The brainchild of Prof Barry Dwolatzky, director of the JCSE, the Hi-Mat project is also being run in parallel with a Wits/UCT research project.
Dwolatzky explains that the Hi-Mat unit is a software development team of between 10 and 25 people, “capable of delivering quality software projects in a predictable and repeatable way”.
Dwolatzky says the aim is to ensure that the performance of the Hi-Mat units in terms of cost, schedule and defect rate will place them on a par with the best development teams in the world. This will be done by drawing on internationally accepted best practices in software engineering and ensuring that the team conforms to them.
The way the model works is that Dwolatzky and the sponsoring companies, currently Nedbank and BBD, will select a number of unemployed or under-employed graduates and train them in the appropriate development techniques while placing them in a Hi-Mat unit within a company. The reason for hosting the independent units in a company is to ensure the developers are part of a corporate development environment with access to the normal non-development functions such as HR and payroll.
“These companies already have a pipeline of development projects that the teams can get involved with, plus they have people with specific domain knowledge to assist in delivering what various customers require,” adds Dwolatzky. “Trained in the Team Software Process (TSP), the units will be able to deliver quality projects within 10% of the agreed schedule, within 5% of the approved budget and having 10 times fewer defects than the accepted industry benchmark of two defects per 1 000 lines of code (KLOC).
“In other words Hi-Mat units will be significantly better in terms of quality and predictability than any existing software development team in South Africa and on a par with the best in the world.”
The first Hi-Mat team is being hosted within BBD. Dwolatzky is negotiating with other companies to launch another team in Johannesburg, one in Cape Town and a fourth in Durban this year. Once these teams have been through a proof of concept period and have proved they can deliver as promised, the project will be expanded and more teams will be formed across the country.
“We have an ambitious plan of having 40 to 50 units in operation in three-years,” adds Dwolatzky. “The goal is to create 1 000 jobs and not just reassign people already in the development world.”

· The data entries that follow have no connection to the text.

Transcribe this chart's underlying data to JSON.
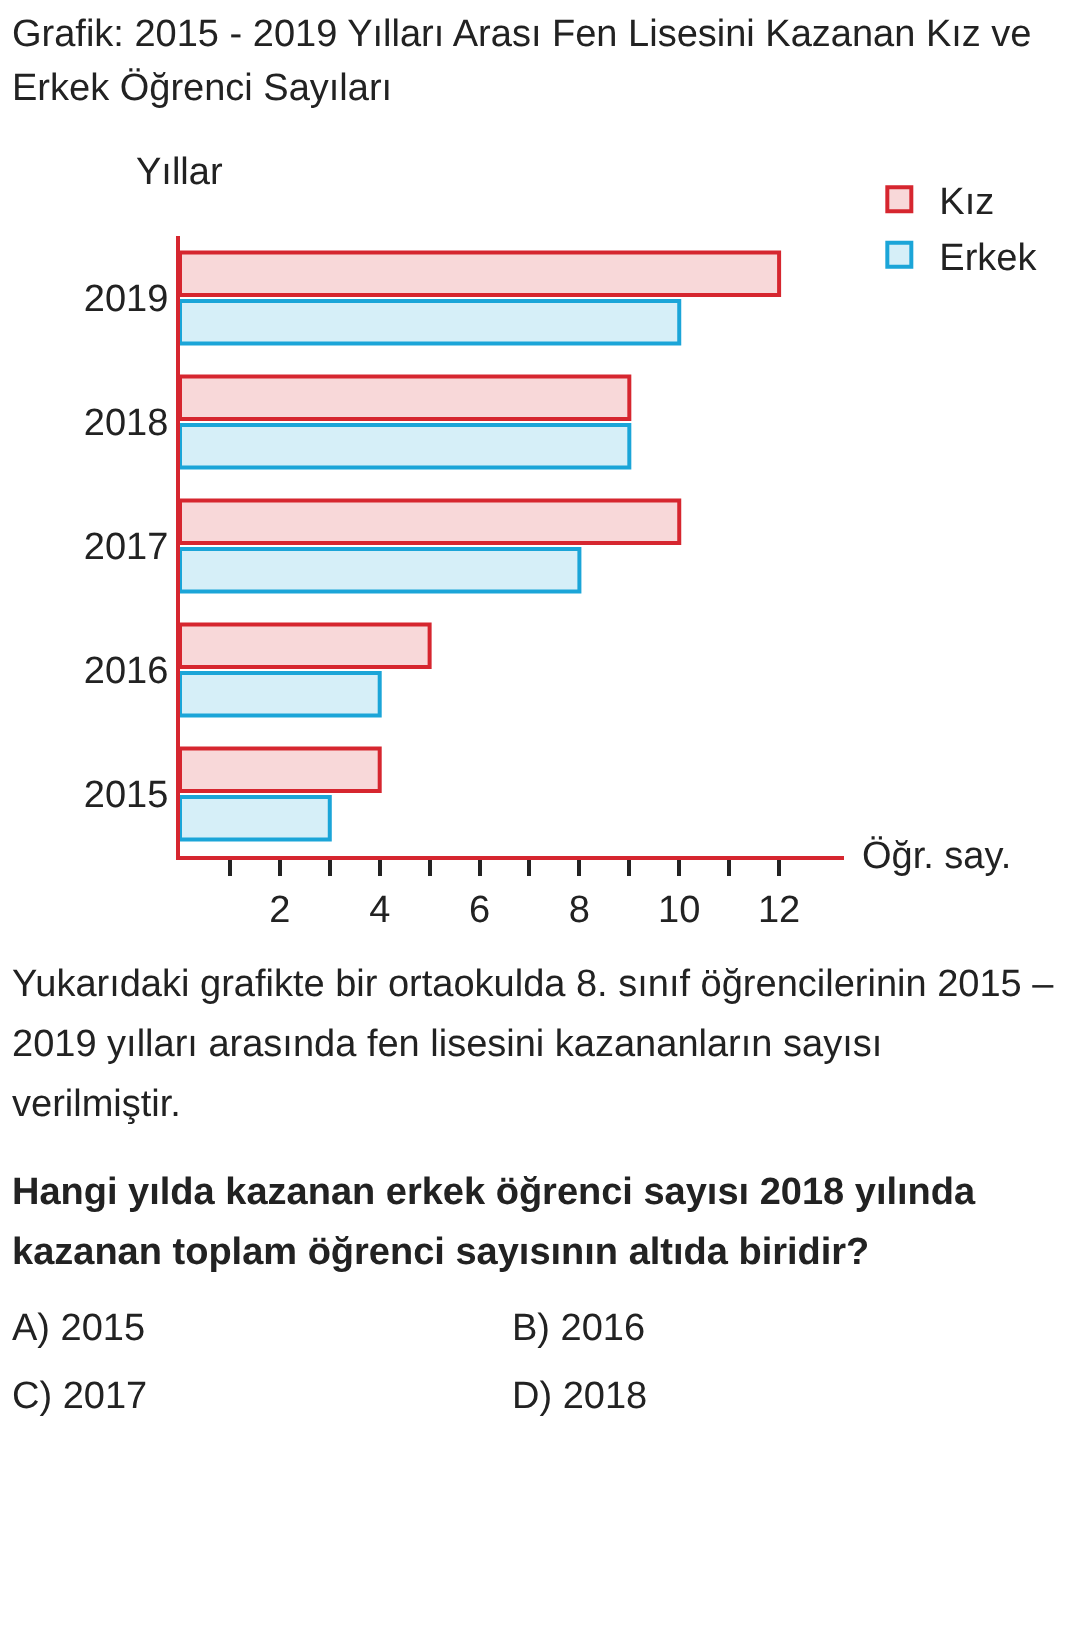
{
  "chart_data": {
    "type": "bar",
    "orientation": "horizontal",
    "title": "Grafik: 2015 - 2019 Yılları Arası Fen Lisesini Kazanan Kız ve Erkek Öğrenci Sayıları",
    "ylabel": "Yıllar",
    "xlabel": "Öğr. say.",
    "categories": [
      "2019",
      "2018",
      "2017",
      "2016",
      "2015"
    ],
    "series": [
      {
        "name": "Kız",
        "color": "#d6262f",
        "values": [
          12,
          9,
          10,
          5,
          4
        ]
      },
      {
        "name": "Erkek",
        "color": "#1ba5d8",
        "values": [
          10,
          9,
          8,
          4,
          3
        ]
      }
    ],
    "xlim": [
      0,
      13.3
    ],
    "xticks": [
      {
        "value": 1,
        "label": null
      },
      2,
      {
        "value": 3,
        "label": null
      },
      4,
      {
        "value": 5,
        "label": null
      },
      6,
      {
        "value": 7,
        "label": null
      },
      8,
      {
        "value": 9,
        "label": null
      },
      10,
      {
        "value": 11,
        "label": null
      },
      12
    ],
    "legend": "top right",
    "grid": false,
    "annotations": [
      "Yukarıdaki grafikte bir ortaokulda 8. sınıf öğrencilerinin 2015 – 2019 yılları arasında fen lisesini kazananların sayısı verilmiştir.",
      "Hangi yılda kazanan erkek öğrenci sayısı 2018 yılında kazanan toplam öğrenci sayısının altıda biridir?",
      "A) 2015",
      "B) 2016",
      "C) 2017",
      "D) 2018"
    ]
  }
}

“With many years of experience in the local software engineering market, BBD recognises the lack of skills in the industry,” says BBD’s CEO, Peter Searle. “Software engineering in South Africa will benefit in the long run as the successful completion of the Hi-Mat pilot would set the stage for creating standards in process improvement and promote the concept of quality software delivery. This 1 000-job strategy gives BBD an opportunity to give back to the industry and advance the quality of South Africa’s software engineers.”